U.S. banks are breathing a sigh of relief after regulators signaled plans to make major changes to a proposal to increase capital charges on large banks. Even with these revisions, however, the biggest U.S. banks are bracing for the impact of the “Basel III endgame.”
In the wake of the 2008 global financial crisis, regulators increased capital reserve requirements for banks around the world as a means of taking risk out of the global system.

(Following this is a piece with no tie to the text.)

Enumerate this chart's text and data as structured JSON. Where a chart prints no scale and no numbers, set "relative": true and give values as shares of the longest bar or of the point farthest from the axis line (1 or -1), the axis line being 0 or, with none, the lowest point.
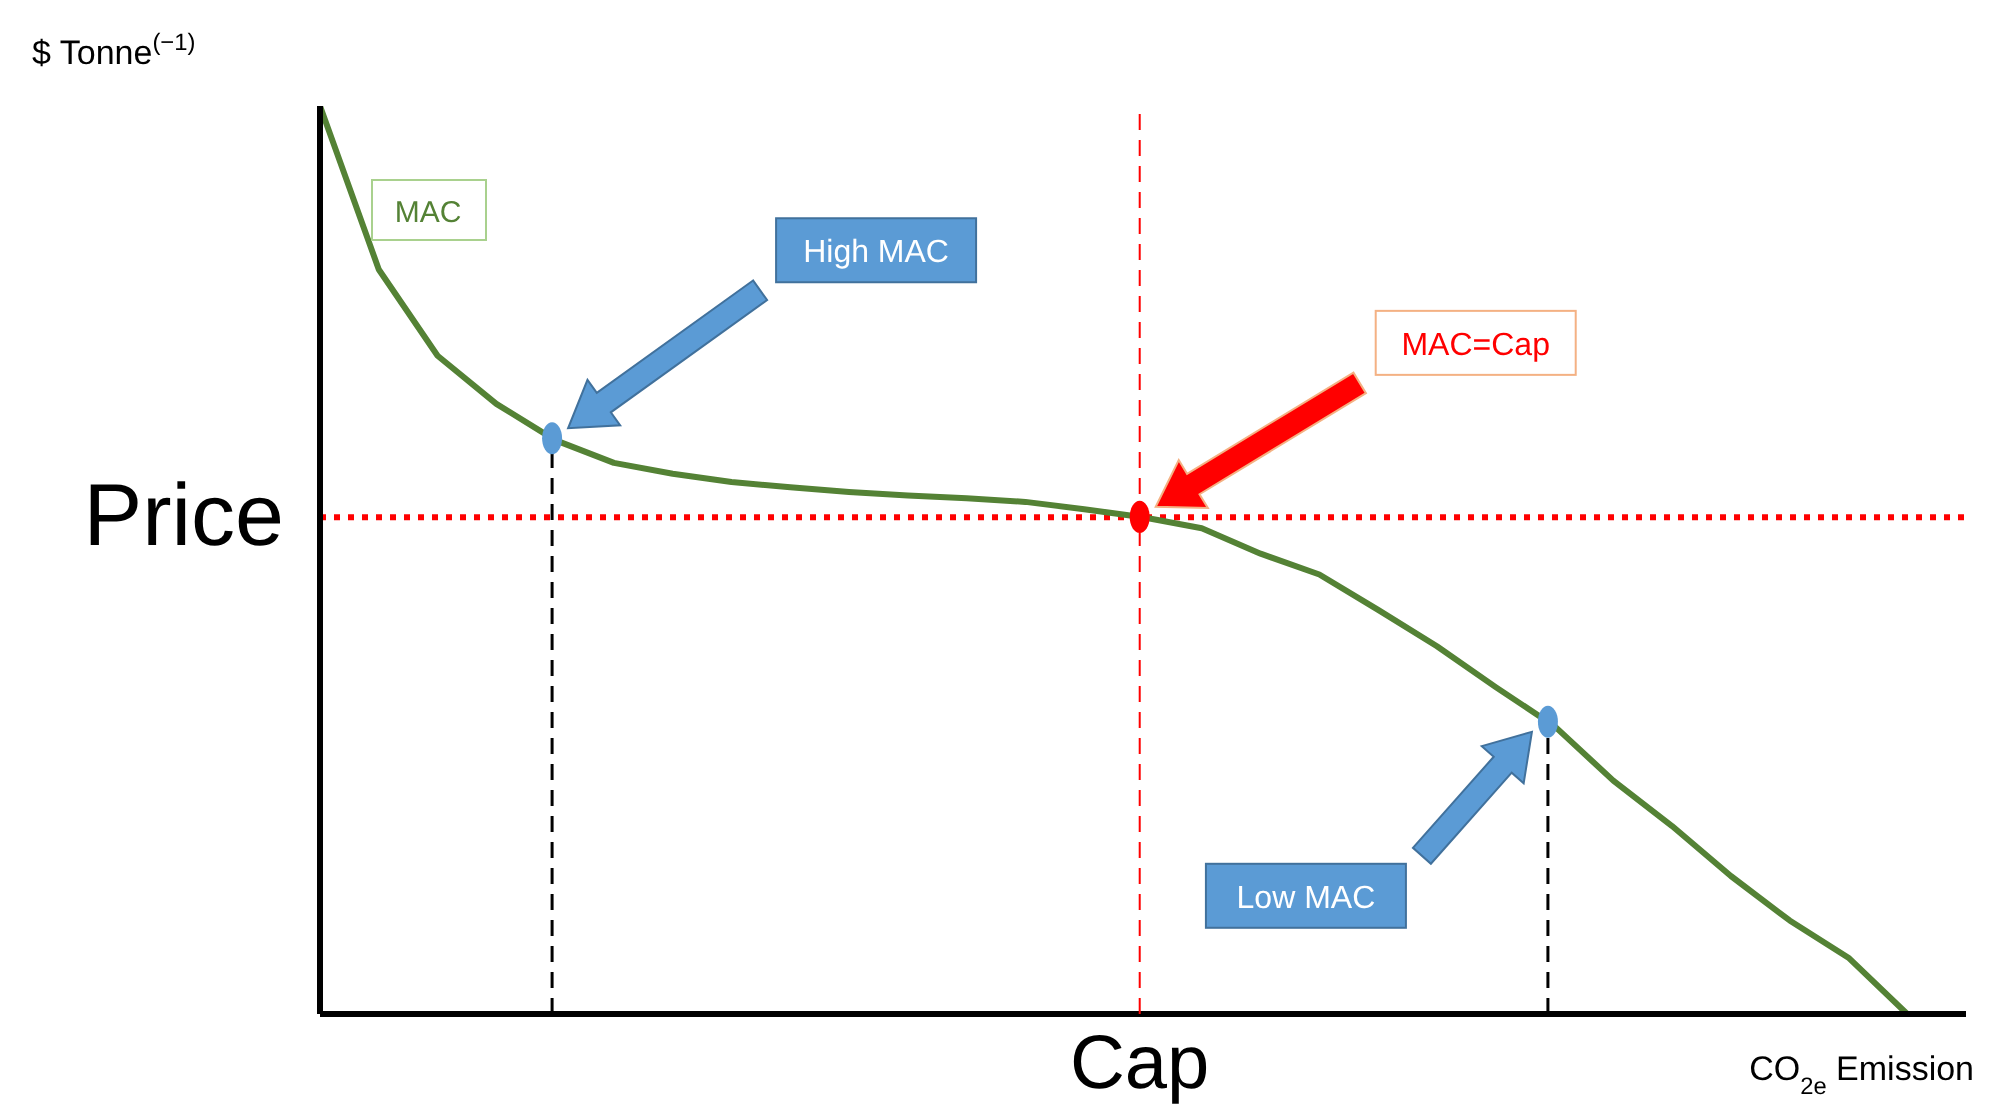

New data from Coalition Greenwich shows that banks’ responses to these higher capital charges helped usher in significant improvements in overall capital efficiency from FY2016 to FY2022. Over that period, the average ratio of sales and trading revenue to risk-weighted assets (RWA) for U.S. global systemically important banks (GSIBs) increased approximately 25%, providing a much-needed boost to bank profitability.
“In FY2023, bank sales and trading revenues declined which could be an ominous sign for banks ahead of what are expected to be significant increases in capital charges when the Basel III endgame finally takes effect,” says Minal Chotai, Co-Head of Financial Resources at Coalition Greenwich and author of Basel III Endgame to Drive RWA Inflation, Pose Challenges for U.S. GSIBs. “While repricing is an obvious action for banks, there are several levers they can use to minimize the impact of the new requirements on their returns.”
As the regulatory rules are implemented, several actions that larger U.S. banks can take include:
Accelerate Execution of Technical Levers: To varying degrees, banks have already pulled a number of technology levers—some involving internal modifications to improve data modeling quality while others tap into external sources, such as outsourcing elements of collateral management program. While a lot of work has been done, banks need to continue, and in cases accelerate, the execution of such programs to minimize the impact of upcoming regulatory changes.
Reassess and Refine Business Mix: While pulling technical levers serves as a plausible approach to optimizing capital usage, capital savings on a larger scale necessitates permanent and strategic change. For instance, introduction of the CVA capital charge made trading in uncollateralized long-dated derivatives more expensive relative to historical levels. Several banks—predominantly large EU banks—created units to house these assets deemed “non-core” to the banks’ ongoing business operations. Consequently, asset and wealth management benefited as resources were reallocated to the division, given relatively high efficiency ratios and little need for capital.
Optimize Client-Level Resource Allocation: Senior management should not underestimate the long-term value an optimally run client franchise brings to the fore. While past client revenue produced can inform future growth potential, senior management must consider other performance factors, such as client cost-to-serve and client risk-adjusted returns, among others, when deciding where to allocate scarce resources.
Basel III Endgame to Drive RWA Inflation, Pose Challenges for U.S. GSIBs analyzes steps banks can take to enhance capital efficiency and minimize the negative impact of the expected increases in capital charges from the Basel III endgame.